Rabu 14 Dec 2016 04:58 WIB

Ahok Dinilai Perlu Diberhentikan Sementara dari Gubernur Jakarta

Rep: Santi Sopia/ Red: Nur Aini
Gubernur DKI Jakarta nonaktif Basuki Tjahaja Purnama atau Ahok bersiap menjalani sidang perdana kasus dugaan penistaan agama di PN Jakarta Utara, Selasa (13/12).
Foto: Antara/Tatan Syuflana
Gubernur DKI Jakarta nonaktif Basuki Tjahaja Purnama atau Ahok bersiap menjalani sidang perdana kasus dugaan penistaan agama di PN Jakarta Utara, Selasa (13/12).

REPUBLIKA.CO.ID,JAKARTA -- Lembaga Bantuan Hukum (LBH) Street Lawyer menilai Basuki Tjahaja Purnama (Ahok) harus diberhentikan sementara dari jabatan sebagai Gubernur DKI Jakarta. Hal itu dinilai perlu dilakukan, kendati status Ahok saat ini adalah gubernur nonaktif.

"Kami meminta pak Joko Widodo selaku Presiden Republik Indonesia untuk segera melakukan pemberhentian sementara kepada saudara Basuki Tjahaja Purnama alsias Ahok dari jabatanya sampai dengan adanya putusan pengadilan yang berkekuatan hukum tetap (inkracht van gewisjde)," kata Mohammad Kamil Pasha, S.H., Direktur Legal LBH Street Lawyer dalam keterangan yang diterima Republika.co.id, Selasa (13/12) malam.

Menurut dia, permintaan itu juga sehubungan telah ditetapkannya Ahok sebagai terdakwa dalam perkara dugaan tindak pidana penodaan agama. Di mana terdakwa ditetapkan melanggar Pasal 156a huruf a Kitab Undang-Undang Hukum Pidana (KUHP) dengan ancaman hukuman lima tahun penjara. Selain itu, sebagaimana Surat Dakwaan Jaksa Penuntut Umum dengan Nomor Register Perkara IDM 147/JKT.UT/12/2016 di Pengadilan Negeri Jakarta Utara, maka berdasarkan Pasal 83 ayat (1) dan ayat (3) Undang-Undang Nomor 23 Tahun 2014 tentang Pemerintah Daerah, seorang kepala daerah dan atau wakil kepala daerah diberhentikan sementara tanpa melalui usulan DPRD.

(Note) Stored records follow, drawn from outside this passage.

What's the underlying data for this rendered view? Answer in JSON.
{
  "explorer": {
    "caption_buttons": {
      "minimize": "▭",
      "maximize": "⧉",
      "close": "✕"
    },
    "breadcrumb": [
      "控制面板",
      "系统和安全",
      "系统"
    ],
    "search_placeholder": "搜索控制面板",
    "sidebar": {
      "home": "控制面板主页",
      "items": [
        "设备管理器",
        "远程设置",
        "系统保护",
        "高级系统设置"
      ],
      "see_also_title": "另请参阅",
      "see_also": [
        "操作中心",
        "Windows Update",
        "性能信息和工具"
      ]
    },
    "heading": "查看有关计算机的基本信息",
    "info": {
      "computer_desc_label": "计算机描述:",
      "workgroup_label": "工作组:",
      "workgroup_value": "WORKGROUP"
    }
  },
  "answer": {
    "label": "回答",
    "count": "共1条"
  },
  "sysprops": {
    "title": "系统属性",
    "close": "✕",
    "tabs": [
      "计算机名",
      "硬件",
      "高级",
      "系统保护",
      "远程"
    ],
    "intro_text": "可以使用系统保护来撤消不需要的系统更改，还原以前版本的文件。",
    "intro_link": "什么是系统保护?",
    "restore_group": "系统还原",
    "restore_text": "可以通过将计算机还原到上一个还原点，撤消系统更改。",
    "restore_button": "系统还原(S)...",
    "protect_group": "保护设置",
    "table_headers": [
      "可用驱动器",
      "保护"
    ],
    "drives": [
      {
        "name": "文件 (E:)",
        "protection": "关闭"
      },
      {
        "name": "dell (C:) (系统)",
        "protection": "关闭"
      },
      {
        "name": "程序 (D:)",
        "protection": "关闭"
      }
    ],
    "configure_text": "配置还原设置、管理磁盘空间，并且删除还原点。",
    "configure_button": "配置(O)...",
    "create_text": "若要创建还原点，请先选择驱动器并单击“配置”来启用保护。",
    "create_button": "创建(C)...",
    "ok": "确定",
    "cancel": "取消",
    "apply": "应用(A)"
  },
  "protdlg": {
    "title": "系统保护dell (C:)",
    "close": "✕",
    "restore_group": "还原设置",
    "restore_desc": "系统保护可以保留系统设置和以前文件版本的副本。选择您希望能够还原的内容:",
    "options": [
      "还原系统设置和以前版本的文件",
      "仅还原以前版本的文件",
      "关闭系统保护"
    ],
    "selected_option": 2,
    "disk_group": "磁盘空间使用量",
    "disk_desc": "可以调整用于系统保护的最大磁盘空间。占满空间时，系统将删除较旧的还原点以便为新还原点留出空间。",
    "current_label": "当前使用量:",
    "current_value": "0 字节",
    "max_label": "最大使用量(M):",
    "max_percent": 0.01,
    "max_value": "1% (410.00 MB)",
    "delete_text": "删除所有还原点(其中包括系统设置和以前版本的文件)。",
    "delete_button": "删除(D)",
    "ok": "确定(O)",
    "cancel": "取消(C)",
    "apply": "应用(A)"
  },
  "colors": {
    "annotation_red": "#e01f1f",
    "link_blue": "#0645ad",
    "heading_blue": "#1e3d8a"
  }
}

Pasal 83 ayat (1) berisi mengenai hukuman tindak pidana kejahatan yang diancam dengan pidana penjara paling singkat 5 (lima) tahun, tindak pidana korupsi, tindak pidana terorisme, makar, tindak pidana terhadap keamanan negara, dan/atau perbuatan lain yang dapat memecah belah Negara Kesatuan Republik Indonesia (RI). Sementara Pasal 83 ayat (3) berbunyi, pemberhentian sementara kepala daerah dan atau wakil kepala daerah sebagaimana dimaksud pada ayat (1) dan ayat (2) dilakukan oleh Presiden untuk gubernur dan/atau wakil gubernur serta oleh Menteri untuk bupati dan/atau wakil bupati atau wali kota dan atau wakil wali kota..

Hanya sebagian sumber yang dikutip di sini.